Molti fumetti sono stati adattati in film live-action, uno dei pionieri del settore è stato il franchise X-Men. Ma sapevi che durante le riprese del film, Brian Singer aveva alcune regole strane?

Bryan Singer, il regista dei film X-Men, ha vietato i fumetti durante le riprese. Voleva rappresentare “personaggi 3D” e temeva che i fumetti potessero influenzare il modo in cui gli attori interpretavano i loro ruoli.

Divieto dei fumetti X-Men sul set

In un'intervista a MTV News nel 2018, l'attore Hugh Jackman, che ha interpretato l'iconico Logan nel franchise X-Men, ha rivelato che il regista del franchise Bryan Singer ha dato un'istruzione insolita al cast e alla troupe. (Fonte: Screen Rant)

Singer, un giovane ma talentuoso regista all'epoca, ha vietato i fumetti sul set. Ha vietato specificamente i fumetti X-Men. L'istruzione di Singer era molto strana poiché il loro film era basato proprio su quel fumetto.

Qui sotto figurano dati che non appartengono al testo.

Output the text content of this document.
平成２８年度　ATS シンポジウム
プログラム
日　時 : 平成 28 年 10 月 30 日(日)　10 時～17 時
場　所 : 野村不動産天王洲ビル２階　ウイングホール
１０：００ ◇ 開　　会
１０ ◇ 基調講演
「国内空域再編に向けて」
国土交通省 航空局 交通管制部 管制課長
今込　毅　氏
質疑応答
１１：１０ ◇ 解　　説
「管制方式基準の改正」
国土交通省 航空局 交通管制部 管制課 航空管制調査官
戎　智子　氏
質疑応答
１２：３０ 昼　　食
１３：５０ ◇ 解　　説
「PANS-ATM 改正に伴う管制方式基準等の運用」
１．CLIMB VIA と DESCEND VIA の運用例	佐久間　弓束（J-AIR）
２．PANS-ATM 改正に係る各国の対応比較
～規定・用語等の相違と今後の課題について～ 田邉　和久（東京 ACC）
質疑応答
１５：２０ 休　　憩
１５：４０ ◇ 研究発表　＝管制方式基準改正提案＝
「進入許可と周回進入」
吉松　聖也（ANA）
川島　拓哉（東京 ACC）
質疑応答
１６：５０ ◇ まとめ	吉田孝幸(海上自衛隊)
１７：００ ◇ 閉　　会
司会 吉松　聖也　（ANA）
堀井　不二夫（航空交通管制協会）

Singer ha poi spiegato al cast e alla troupe che i fumetti erano percepiti come letteratura per bambini, ma aveva una visione su come voleva adattarli. Singer voleva che il pubblico prendesse sul serio i personaggi dei fumetti, considerandoli veri personaggi tridimensionali. Ha aggiunto che le persone che non capivano questi fumetti avrebbero potuto considerare i personaggi nella loro forma bidimensionale.

Singer è riuscito a creare versioni più realistiche dei personaggi mutanti. Non è stato fedele alle uniformi colorate dei personaggi nei fumetti. Il regista ha scelto invece costumi in pelle scura. Singer ha anche attenuato i poteri di alcuni personaggi. Non voleva che questi personaggi fossero così potenti da non essere più credibili. (Fonte: Cinema Blend)

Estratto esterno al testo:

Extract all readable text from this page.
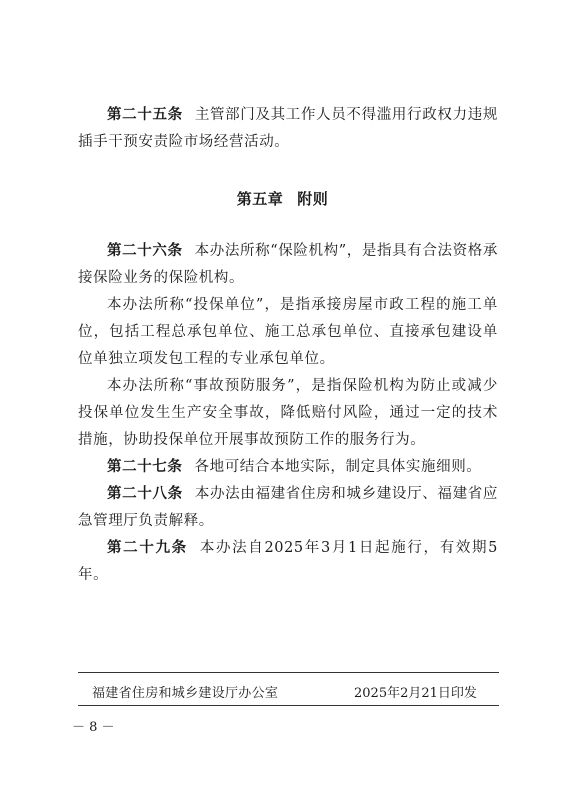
第二十五条 主管部门及其工作人员不得滥用行政权力违规插手干预安责险市场经营活动。

第五章 附则

第二十六条 本办法所称“保险机构”，是指具有合法资格承接保险业务的保险机构。

本办法所称“投保单位”，是指承接房屋市政工程的施工单位，包括工程总承包单位、施工总承包单位、直接承包建设单位单独立项发包工程的专业承包单位。

本办法所称“事故预防服务”，是指保险机构为防止或减少投保单位发生生产安全事故，降低赔付风险，通过一定的技术措施，协助投保单位开展事故预防工作的服务行为。

第二十七条 各地可结合本地实际，制定具体实施细则。

第二十八条 本办法由福建省住房和城乡建设厅、福建省应急管理厅负责解释。

第二十九条 本办法自2025年3月1日起施行，有效期5年。

福建省住房和城乡建设厅办公室	2025年2月21日印发
－ 8 －
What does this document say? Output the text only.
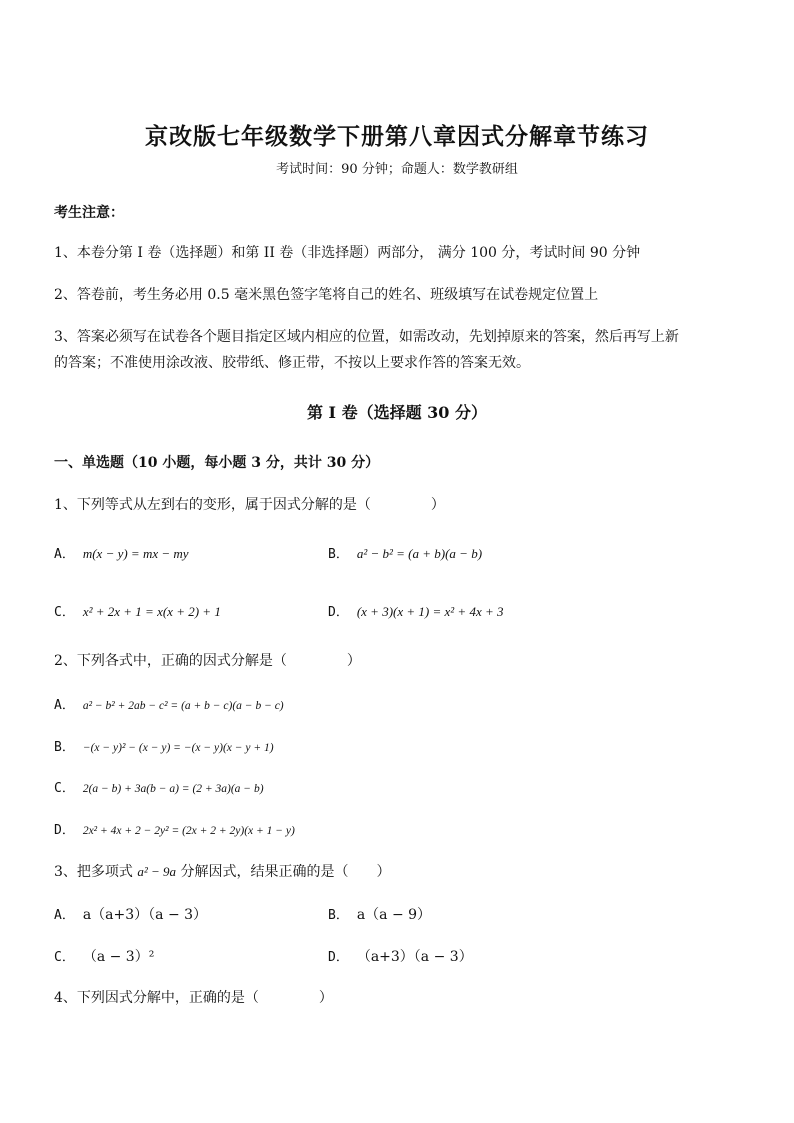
京改版七年级数学下册第八章因式分解章节练习
考试时间：90 分钟；命题人：数学教研组
考生注意：
1、本卷分第 I 卷（选择题）和第 II 卷（非选择题）两部分， 满分 100 分，考试时间 90 分钟
2、答卷前，考生务必用 0.5 毫米黑色签字笔将自己的姓名、班级填写在试卷规定位置上
3、答案必须写在试卷各个题目指定区域内相应的位置，如需改动，先划掉原来的答案，然后再写上新
的答案；不准使用涂改液、胶带纸、修正带，不按以上要求作答的答案无效。
第 I 卷（选择题 30 分）
一、单选题（10 小题，每小题 3 分，共计 30 分）
1、下列等式从左到右的变形，属于因式分解的是（	）
A． m(x − y) = mx − my	B． a² − b² = (a + b)(a − b)
C． x² + 2x + 1 = x(x + 2) + 1	D． (x + 3)(x + 1) = x² + 4x + 3
2、下列各式中，正确的因式分解是（	）
A． a² − b² + 2ab − c² = (a + b − c)(a − b − c)
B． −(x − y)² − (x − y) = −(x − y)(x − y + 1)
C． 2(a − b) + 3a(b − a) = (2 + 3a)(a − b)
D． 2x² + 4x + 2 − 2y² = (2x + 2 + 2y)(x + 1 − y)
3、把多项式 a² − 9a 分解因式，结果正确的是（ ）
A． a（a+3）（a − 3）	B． a（a − 9）
C． （a − 3）²	D． （a+3）（a − 3）
4、下列因式分解中，正确的是（	）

Alla fine, la strategia di Singer ha dato i suoi frutti. È riuscito a far interpretare a ciascun attore il proprio personaggio a modo suo. L'adattamento di Singer si è anche distinto dalle comuni trasposizioni di fumetti ironiche dell'epoca.

Il lato oscuro personale di Bryan Singer

L'autore di Singer nella realizzazione del franchise X-Men ha influenzato notevolmente Hollywood per quanto riguarda l'adattamento dei fumetti di supereroi e villain. Il successo di Singer potrebbe averlo portato a compiere azioni controverse sia nella sua vita personale che professionale. (Fonte: Hollywood Reporter)

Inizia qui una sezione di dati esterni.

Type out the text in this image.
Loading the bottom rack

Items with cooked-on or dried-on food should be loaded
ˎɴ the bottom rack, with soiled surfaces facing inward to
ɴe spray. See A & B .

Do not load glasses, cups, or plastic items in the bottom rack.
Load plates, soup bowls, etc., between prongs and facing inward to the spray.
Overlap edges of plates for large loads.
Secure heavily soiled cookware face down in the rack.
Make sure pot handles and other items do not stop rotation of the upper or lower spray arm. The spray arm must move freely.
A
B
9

Con il successo del primo capitolo del franchise X-Men, Singer è stato improvvisamente catapultato allo status di celebrità e allo stesso tempo ha guadagnato molto denaro. I membri del cast e della troupe hanno notato il comportamento e i cambiamenti d'umore di Singer durante le riprese dei film.

Si sapeva che Singer ritardava le riprese e le registrazioni a causa delle sue feste e delle successive assenze. I dirigenti hanno anche notato che si comportava male sul set, ma hanno continuato con il progetto poiché avevano già accomodato e chiuso un occhio sul primo film.

Singer era anche coinvolto in una causa civile nel 1997, pochi anni prima del franchise X-Men. Il caso nasce dal suo film del 1997 Apt Pupil, in cui due ragazzi di 14 e 17 anni affermavano che il regista li avesse ordinati di spogliarsi nudi per una delle scene.

Molti resoconti affermano anche che giovani e attraenti minorenni venivano promessi audizioni e ruoli minori nel franchise X-Men in cambio di favori sessuali.
Quando X2 veniva girato, i membri del cast e della troupe notarono che Singer diventava sempre più irregolare e distruttivo. Questo portò a una rissa tra lui e il produttore DeSanto, che alla fine chiuse la produzione. La loro lite iniziò quando DeSanto scoprì che Singer assumeva narcotici, facendo temere a DeSanto che potesse verificarsi un incidente. Singer continuò le riprese, sfidando DeSanto, provocando lievi ferite a Hugh Jackman.